There was no such acknowledgment from Mozilla employees and others who took to Twitter to condemn Eich and call for his head. Writing about that wrath in his blog, The Dish, Andrew Sullivan said that it disgusted him, “as it should disgust anyone interested in a tolerant and diverse society.” A leading supporter of gay marriage, Sullivan warned other supporters not to practice “a fanaticism more like the religious right than anyone else.”
I can’t get quite as worked up as he did. For one thing, prominent gay rights groups weren’t part of the Mozilla fray. For another, Mozilla isn’t the first company to make leadership decisions (or reconsiderations) with an eye toward the boss’s cultural mind-meld with the people below him or her. And if you believe that to deny a class of people the right to marry is to deem them less worthy, it’s indeed difficult to chalk up opposition to marriage equality as just another difference of opinion.

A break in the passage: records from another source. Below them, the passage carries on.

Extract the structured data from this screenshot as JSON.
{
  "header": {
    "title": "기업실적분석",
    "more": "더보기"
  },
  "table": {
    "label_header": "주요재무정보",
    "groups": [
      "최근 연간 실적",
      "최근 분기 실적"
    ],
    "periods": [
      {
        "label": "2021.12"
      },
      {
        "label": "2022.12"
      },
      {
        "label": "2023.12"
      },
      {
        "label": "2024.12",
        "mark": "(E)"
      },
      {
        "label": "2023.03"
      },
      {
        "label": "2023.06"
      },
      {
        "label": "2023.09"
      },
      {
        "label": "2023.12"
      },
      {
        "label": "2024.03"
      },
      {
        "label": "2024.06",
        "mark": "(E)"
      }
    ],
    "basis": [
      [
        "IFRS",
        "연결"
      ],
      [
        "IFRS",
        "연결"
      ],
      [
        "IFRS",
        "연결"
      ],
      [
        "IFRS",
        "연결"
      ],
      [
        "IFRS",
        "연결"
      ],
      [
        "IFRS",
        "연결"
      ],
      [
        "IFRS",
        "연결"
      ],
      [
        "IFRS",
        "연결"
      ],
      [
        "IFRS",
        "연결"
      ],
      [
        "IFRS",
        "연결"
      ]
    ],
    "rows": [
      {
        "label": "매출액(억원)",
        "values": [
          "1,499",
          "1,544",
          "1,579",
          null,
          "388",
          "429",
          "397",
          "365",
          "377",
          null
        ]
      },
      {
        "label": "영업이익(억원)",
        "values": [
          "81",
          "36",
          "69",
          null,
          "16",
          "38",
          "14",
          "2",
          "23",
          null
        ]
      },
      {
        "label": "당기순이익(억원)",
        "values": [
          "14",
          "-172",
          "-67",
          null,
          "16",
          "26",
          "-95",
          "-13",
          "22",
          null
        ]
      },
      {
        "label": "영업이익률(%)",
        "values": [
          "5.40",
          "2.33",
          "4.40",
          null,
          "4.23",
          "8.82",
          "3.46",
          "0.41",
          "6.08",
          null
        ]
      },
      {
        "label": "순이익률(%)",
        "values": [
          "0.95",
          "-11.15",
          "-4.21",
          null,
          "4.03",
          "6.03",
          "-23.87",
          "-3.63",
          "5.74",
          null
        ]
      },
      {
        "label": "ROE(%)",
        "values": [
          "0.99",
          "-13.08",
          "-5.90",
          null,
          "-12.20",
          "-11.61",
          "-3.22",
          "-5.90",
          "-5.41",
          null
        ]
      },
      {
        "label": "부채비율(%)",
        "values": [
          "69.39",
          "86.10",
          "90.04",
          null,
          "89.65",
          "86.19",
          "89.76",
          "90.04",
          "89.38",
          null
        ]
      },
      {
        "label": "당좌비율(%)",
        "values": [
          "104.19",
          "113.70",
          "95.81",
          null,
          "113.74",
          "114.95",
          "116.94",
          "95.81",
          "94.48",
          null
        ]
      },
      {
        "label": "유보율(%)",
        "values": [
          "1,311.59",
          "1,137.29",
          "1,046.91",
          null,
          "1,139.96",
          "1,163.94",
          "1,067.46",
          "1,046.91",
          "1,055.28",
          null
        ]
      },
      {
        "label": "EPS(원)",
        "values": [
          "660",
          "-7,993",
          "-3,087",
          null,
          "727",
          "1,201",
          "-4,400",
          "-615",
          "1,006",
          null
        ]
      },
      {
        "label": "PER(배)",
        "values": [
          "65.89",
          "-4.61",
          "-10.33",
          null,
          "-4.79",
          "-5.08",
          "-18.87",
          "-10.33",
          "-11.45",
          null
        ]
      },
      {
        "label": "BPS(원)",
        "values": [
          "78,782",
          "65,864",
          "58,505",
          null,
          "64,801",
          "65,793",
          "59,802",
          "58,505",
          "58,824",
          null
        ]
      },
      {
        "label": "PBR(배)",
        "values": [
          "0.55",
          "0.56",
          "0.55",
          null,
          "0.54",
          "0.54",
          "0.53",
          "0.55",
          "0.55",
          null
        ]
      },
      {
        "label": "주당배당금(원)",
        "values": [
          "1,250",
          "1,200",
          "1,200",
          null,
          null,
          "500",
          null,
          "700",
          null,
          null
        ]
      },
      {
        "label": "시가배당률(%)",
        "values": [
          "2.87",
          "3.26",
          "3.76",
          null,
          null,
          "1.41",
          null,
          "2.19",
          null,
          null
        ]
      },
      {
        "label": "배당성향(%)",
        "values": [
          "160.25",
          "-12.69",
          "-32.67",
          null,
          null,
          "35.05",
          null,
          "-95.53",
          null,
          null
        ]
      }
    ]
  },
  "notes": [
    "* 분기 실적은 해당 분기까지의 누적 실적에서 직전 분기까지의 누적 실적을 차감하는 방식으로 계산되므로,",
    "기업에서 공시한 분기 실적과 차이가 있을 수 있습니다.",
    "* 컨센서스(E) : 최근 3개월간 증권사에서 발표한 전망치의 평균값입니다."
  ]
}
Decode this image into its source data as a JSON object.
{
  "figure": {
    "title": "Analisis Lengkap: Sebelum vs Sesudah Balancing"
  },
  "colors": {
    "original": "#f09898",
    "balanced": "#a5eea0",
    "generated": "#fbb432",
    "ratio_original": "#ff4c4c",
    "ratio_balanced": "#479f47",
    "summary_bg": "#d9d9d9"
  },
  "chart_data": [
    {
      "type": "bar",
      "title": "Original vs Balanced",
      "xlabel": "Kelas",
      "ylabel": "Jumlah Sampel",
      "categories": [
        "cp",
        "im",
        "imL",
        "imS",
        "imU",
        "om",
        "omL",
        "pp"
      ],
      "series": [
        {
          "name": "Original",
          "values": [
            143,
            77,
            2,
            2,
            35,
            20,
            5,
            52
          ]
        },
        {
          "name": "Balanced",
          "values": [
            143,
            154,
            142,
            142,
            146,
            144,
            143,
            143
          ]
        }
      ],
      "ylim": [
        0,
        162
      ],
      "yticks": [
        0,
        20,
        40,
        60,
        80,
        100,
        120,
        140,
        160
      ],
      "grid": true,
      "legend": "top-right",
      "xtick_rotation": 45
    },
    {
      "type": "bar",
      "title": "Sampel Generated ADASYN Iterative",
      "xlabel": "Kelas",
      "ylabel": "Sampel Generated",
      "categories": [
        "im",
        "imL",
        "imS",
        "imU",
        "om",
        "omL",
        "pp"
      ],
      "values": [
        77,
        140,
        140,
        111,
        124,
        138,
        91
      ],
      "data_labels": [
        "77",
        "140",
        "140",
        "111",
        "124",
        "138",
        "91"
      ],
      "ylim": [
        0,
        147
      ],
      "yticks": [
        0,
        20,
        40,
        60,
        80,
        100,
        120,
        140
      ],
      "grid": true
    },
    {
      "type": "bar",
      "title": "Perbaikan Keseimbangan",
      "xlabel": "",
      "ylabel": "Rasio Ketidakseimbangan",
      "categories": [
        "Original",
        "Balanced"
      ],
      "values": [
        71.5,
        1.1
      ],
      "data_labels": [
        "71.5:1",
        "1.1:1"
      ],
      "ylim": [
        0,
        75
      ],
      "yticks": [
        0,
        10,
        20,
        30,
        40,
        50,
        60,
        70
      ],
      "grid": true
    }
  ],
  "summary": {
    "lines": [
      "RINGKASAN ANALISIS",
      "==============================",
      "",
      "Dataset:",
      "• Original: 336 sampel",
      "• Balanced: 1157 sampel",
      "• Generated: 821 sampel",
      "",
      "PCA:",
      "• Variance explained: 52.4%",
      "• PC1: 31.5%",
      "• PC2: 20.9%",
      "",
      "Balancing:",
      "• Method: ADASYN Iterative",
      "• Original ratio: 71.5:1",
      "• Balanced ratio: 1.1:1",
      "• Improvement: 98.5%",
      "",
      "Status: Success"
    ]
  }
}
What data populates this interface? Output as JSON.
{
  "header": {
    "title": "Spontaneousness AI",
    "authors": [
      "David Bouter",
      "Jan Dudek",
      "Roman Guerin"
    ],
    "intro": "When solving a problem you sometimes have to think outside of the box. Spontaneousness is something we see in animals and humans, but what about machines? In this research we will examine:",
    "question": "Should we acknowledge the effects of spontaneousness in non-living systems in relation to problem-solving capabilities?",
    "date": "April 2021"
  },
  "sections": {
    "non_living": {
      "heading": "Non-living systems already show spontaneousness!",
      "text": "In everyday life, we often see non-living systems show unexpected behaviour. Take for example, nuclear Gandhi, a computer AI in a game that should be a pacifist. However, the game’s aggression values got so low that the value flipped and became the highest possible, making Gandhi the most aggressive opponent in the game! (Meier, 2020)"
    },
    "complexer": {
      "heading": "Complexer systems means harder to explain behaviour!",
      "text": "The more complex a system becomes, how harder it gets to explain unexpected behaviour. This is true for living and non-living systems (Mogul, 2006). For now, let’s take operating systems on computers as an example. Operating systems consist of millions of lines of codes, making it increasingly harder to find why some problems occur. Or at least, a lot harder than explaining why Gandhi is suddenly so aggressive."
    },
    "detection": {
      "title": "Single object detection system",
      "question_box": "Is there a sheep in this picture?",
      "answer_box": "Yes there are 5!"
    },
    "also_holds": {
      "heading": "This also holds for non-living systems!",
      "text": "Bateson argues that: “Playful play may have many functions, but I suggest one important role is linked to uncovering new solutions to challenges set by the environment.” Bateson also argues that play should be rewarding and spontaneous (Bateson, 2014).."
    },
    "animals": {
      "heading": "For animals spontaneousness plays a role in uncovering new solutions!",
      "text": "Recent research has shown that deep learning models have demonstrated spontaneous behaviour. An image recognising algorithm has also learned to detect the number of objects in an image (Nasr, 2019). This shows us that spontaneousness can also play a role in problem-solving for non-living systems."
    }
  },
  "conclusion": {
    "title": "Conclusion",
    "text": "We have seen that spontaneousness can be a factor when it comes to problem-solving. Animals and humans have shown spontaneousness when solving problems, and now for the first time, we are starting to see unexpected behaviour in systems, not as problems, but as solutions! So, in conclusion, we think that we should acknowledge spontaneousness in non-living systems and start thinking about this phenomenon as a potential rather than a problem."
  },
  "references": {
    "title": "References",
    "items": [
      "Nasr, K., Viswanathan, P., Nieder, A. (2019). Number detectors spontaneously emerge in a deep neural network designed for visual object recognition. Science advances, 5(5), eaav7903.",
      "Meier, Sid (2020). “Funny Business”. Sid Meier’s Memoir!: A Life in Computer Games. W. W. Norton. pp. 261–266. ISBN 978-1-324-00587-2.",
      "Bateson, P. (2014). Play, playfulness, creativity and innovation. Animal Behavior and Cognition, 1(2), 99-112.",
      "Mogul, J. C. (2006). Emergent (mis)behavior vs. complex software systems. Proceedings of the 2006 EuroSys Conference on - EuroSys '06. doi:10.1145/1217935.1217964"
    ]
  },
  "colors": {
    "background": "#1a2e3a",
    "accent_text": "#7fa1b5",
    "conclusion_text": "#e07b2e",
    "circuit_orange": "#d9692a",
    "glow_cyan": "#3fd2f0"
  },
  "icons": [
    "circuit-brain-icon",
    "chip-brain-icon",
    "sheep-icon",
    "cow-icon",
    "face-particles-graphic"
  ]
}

But it’s vital to remember how very recently so many of equality’s promoters, like Obama and Clinton, have come around and how relatively new this conversation remains. It’s crucial not to lose sight of how well the movement has been served by the less judgmental posture that Becker pointed out.
Sullivan is right to raise concerns about the public flogging of someone like Eich. Such vilification won’t accelerate the timetable of victory, which is certain. And it doesn’t reflect well on the victors.